I also have tried using a tunnel from my localhost app and used it in https://app.jetadmin.io/app/tfp_backoffice settings api endpoint and it does work correctly. So the issue I'm facing only happens when jet_django is enabled, and only in AWS Lambda environment.
Is there a way to go into verbose mode with jet to enable better logging? Could help troubleshoot the issue.
I feel like there is something wrong that happens when the jet_api
is initialized, maybe a middleware, something that tries to authenticate, set token, or similar. Somehow the process fails but doesn't crash and doesn't get killed until the lambda itself times out and restart the process.
The issue regarding the timeout was related to the allocated memory on the Lambda.
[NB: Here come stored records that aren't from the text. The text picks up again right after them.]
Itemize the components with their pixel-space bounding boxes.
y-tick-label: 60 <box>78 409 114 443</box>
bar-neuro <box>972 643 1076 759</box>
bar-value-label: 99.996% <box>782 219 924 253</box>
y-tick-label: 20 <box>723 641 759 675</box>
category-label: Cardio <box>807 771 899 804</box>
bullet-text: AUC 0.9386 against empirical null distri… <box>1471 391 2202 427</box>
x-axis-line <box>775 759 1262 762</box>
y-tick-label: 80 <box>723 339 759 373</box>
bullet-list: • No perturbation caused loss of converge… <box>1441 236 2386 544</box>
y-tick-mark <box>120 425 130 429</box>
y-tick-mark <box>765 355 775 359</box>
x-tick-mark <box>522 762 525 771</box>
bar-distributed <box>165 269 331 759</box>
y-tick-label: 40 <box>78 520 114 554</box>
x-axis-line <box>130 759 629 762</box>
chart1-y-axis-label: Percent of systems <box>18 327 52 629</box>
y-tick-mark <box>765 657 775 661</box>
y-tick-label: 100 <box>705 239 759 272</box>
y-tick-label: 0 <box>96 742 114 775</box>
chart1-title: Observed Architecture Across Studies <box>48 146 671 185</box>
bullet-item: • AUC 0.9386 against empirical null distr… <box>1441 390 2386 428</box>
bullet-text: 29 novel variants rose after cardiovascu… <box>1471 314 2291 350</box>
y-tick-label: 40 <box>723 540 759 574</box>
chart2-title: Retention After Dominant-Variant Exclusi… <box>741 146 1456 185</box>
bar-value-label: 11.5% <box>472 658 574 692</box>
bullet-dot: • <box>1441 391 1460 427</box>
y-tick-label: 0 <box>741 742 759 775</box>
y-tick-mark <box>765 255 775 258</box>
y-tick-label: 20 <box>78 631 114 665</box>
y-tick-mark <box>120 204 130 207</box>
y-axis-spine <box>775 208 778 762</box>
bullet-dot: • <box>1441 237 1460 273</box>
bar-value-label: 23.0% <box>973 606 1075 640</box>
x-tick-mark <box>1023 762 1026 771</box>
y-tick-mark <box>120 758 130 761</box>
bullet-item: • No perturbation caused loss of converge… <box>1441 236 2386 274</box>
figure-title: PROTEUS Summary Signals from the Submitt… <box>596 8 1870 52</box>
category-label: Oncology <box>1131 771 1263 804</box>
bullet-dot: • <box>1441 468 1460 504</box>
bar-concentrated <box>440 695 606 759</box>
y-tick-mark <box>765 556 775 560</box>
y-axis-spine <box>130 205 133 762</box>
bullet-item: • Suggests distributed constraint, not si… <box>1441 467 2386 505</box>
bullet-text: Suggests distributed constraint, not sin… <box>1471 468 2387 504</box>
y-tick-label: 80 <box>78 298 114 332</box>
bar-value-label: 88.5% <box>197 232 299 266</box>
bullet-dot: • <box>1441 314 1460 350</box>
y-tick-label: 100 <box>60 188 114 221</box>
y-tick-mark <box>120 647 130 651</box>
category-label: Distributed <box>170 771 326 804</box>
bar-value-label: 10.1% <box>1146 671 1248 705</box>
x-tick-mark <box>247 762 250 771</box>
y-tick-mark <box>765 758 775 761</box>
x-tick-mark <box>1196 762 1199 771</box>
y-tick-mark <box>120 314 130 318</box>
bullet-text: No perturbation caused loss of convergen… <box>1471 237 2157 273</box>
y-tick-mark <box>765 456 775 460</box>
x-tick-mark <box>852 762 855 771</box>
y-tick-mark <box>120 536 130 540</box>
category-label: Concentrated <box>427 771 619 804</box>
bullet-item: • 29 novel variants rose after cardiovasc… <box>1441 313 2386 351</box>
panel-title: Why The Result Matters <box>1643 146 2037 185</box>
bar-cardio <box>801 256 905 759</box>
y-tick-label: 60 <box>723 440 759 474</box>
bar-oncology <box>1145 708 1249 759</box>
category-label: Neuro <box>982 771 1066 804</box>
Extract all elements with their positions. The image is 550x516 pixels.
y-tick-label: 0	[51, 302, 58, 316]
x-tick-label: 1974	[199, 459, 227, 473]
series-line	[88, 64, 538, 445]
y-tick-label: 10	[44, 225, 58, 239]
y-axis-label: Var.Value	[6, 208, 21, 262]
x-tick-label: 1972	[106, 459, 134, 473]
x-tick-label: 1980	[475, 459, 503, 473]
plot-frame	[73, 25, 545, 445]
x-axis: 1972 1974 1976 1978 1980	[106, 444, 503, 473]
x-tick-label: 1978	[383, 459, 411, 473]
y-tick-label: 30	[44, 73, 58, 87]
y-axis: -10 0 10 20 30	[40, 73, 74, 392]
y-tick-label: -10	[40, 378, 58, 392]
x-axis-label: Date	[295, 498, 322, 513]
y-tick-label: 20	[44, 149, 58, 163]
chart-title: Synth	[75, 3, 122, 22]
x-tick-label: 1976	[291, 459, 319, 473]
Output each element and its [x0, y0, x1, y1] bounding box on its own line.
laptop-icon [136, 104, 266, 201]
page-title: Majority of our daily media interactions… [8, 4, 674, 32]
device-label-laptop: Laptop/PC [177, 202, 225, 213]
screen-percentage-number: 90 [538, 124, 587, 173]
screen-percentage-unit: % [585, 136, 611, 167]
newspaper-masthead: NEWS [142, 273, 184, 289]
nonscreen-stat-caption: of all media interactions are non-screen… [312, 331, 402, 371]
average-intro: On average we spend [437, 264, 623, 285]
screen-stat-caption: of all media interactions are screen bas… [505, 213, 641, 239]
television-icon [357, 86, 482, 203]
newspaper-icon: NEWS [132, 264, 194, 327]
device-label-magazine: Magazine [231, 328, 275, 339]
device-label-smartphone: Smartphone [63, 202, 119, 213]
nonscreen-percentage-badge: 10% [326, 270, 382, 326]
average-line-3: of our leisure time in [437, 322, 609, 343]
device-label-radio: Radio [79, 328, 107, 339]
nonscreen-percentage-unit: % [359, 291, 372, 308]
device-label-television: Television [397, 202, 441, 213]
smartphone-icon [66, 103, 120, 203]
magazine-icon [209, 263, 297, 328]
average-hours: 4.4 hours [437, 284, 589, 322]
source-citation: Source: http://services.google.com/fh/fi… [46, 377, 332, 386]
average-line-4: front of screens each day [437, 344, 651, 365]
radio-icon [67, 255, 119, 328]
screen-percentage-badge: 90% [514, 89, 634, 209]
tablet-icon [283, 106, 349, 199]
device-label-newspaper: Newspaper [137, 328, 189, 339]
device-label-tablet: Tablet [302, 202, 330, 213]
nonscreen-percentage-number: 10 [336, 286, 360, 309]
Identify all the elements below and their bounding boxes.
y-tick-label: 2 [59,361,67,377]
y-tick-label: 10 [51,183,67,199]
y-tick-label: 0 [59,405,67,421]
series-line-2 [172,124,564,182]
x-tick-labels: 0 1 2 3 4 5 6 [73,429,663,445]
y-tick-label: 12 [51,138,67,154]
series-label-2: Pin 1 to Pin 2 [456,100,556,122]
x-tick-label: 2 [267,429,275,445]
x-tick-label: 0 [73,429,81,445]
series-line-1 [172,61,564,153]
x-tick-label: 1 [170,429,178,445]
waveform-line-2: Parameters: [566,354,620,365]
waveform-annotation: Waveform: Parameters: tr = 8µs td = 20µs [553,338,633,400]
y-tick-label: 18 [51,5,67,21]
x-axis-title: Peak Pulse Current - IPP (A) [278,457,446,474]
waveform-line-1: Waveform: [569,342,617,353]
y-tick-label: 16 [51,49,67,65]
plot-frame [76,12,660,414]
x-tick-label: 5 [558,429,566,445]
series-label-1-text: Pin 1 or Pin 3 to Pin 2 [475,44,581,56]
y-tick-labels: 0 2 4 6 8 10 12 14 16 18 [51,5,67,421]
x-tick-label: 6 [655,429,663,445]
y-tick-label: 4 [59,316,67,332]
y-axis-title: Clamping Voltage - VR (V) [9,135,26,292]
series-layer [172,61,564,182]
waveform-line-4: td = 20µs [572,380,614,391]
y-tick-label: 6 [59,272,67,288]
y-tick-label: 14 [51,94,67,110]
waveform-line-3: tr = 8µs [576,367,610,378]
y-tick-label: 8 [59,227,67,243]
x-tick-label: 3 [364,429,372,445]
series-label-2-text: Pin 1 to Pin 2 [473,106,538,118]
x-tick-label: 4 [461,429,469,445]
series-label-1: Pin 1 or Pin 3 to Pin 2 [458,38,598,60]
I had allocated 128Mo, which is the minimal (and often enough), but it was not enough for JET internal call to JetAdminModelDescription
in admin/model_description.py
from jet.register(model)
in JetDjangoConfig
See those logs which prove the issue, look at the time the logs were generated and you'll see the Lambda is killed because the operation takes too long (30s): https://gist.github.com/Vadorequest/4d5ae7379202c72daeb9e5089297d886
Increasing to 512Mo fixed the issue.
Performance benchmark: (manual)
@f1nality I strongly suggest you add some logging on this part. Basically, knowing how much time the process takes would tremendously help. If it's close to 20-25 sec, or if the process fails then displaying a message about a lack of physical resources would be a good hint.
Anyway, this must be handled better, because it could fail any time if the time it takes is too close to 30s, adding a few new models (or another app!) could potentially crash the app and would be difficult to troubleshoot. It took me days
Now, my app can start properly whether jet_admin
is enabled or not, it doesn't break the django admin anymore because there is no timeout.
But still, it doesn't work yet.
When I go to https://app.jetadmin.io/app/tfp_backoffice/project/models, I get the following in the browser console:
{"detail":"You do not have permission to perform this action."}
And the following in the server logs:
[1551723882670] [DEBUG] 2019-03-04T18:24:42.670Z 3c403b8a-5e5d-45b3-baa9-0e78d7a0a1e6 Starting new HTTPS connection (1): api.jetadmin.io:443
[1551723882976] [DEBUG] 2019-03-04T18:24:42.976Z 3c403b8a-5e5d-45b3-baa9-0e78d7a0a1e6 https://api.jetadmin.io:443 "POST /api/project_auth/ HTTP/1.1" 400 39
[1551723882978] [JET] Project Auth request error: 400 Bad Request {"non_field_errors":["Not authorized"]}
[1551723882978] [ERROR] 2019-03-04T18:24:42.978Z 3c403b8a-5e5d-45b3-baa9-0e78d7a0a1e6 [JET] Project Auth request error: 400 Bad Request {"non_field_errors":["Not authorized"]}
[1551723882979] Forbidden: /staging/jet_api/model_descriptions/
[1551723882979] [WARNING] 2019-03-04T18:24:42.979Z 3c403b8a-5e5d-45b3-baa9-0e78d7a0a1e6 Forbidden: /staging/jet_api/model_descriptions/
The issue was happening because I had dropped my online DB and the token had been regenerated and wasn't matching the token from my project on https://app.jetadmin.io
I wrote a script to change the value whenever I do that again in the future. (I do drop the DB frequently due to bad DB schema, easier to erase and rebuild since it's a work in progress)
With this being resolved, my Jet Admin app finally works and it's the end (or beginning? 😆 ) of my troubles with Jet Admin & Zappa on AWS Lambda configuration. :)
I have deployed my API but I get the following
https://0fkluarvo2.execute-api.eu-west-1.amazonaws.com/staging/jet_api/model_descriptions/
I really don't understand what is wrong, I have a minimal setup with a db.sqlite3 database and not much besides that. It was working fine then broke at some point.